There are a number of cheap, commercially available “Spy Software” programs including FlexiSPY, Spyera, XNSPY, Mobiespion, and The One Spy that can turn any target phone into a listening device. Spyera actively boasts that by making a “hidden call to the target phone” it can listen in on and record “the phones’ surroundings, like a bugging device (conversations in the room, etc),” all without the user’s knowledge. The threat to smart devices is so grave that British Parliament reportedly banned the use of such devices in their meetings.2 Other governments and businesses are quickly following suit. Professionals the world over now recognize that their face-to-face meetings are no more secure than the devices they bring to them.
Third parties can also inject dangerous malware and spyware using compromised emails, apps, text messages, internet links, and WiFi hotspots. Critically, the user will have no way of knowing their device has been tampered with.
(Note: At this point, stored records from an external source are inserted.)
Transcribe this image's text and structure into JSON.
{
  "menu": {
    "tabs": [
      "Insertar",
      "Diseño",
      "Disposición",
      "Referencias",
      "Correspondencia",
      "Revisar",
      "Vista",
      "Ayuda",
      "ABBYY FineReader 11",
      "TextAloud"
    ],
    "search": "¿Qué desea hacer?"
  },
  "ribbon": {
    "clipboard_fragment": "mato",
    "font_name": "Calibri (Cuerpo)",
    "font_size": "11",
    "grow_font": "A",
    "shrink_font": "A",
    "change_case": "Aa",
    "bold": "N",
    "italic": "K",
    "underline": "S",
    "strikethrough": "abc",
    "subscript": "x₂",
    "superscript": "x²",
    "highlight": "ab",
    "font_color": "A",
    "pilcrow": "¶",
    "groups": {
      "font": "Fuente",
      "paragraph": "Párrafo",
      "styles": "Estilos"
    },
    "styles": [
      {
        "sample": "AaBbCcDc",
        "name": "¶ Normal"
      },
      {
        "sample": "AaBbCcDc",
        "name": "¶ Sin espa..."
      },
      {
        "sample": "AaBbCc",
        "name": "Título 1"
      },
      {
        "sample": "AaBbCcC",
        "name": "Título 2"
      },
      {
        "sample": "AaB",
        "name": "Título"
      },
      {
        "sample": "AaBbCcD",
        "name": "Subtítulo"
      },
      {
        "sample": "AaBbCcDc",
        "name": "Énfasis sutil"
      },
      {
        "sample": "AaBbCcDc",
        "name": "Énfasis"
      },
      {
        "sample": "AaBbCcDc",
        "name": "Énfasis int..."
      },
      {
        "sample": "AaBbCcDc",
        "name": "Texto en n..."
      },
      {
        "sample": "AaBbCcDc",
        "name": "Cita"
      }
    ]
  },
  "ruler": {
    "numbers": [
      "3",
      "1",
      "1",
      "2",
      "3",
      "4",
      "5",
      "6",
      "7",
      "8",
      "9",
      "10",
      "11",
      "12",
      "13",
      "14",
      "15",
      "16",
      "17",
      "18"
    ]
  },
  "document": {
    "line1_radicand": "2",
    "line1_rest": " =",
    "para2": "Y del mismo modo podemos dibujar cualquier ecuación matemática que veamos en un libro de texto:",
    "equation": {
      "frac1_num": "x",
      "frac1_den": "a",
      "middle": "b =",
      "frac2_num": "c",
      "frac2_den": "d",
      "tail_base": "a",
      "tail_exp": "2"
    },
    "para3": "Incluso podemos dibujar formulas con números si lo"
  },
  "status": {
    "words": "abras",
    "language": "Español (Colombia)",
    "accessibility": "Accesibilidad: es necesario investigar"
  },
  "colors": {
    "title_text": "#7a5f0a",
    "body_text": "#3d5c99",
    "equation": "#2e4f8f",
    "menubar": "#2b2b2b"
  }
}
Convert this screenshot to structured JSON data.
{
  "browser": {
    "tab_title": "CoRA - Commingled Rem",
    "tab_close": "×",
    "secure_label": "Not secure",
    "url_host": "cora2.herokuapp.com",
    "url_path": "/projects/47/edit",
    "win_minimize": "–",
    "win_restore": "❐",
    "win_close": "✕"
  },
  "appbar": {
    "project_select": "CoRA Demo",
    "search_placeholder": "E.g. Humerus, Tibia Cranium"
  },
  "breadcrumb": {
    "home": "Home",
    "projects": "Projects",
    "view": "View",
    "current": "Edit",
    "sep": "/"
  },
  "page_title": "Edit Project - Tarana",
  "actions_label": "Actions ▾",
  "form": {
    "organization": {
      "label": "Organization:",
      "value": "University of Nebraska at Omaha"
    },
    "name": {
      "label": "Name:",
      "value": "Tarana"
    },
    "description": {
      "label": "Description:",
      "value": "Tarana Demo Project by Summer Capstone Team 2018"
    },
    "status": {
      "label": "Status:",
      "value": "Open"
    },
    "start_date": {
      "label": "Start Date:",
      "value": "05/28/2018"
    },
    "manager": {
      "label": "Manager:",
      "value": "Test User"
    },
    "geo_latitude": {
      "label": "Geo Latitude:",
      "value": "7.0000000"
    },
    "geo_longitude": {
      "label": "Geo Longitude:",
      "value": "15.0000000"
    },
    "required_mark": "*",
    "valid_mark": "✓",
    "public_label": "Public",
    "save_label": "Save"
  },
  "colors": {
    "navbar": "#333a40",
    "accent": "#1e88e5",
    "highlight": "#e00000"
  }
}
Many common smartphone apps (like Facebook and Google+) request permission to access your device’s microphones and cameras. Third parties also publish innocuous-looking apps (fig. 2) that secretly install backdoors to access the internal components of your smartphone and take control of the device to access your data. The backdoors will often remain on a smartphone even after you remove the offending app.
A third party can also infect your smartphone with malware sent through email or websites (fig. 3). Even by opening an attachment or visiting a link, malware can plant a backdoor on your device. In some cases, it can even attack security software directly, or access your contact list and spread itself to other individuals you know.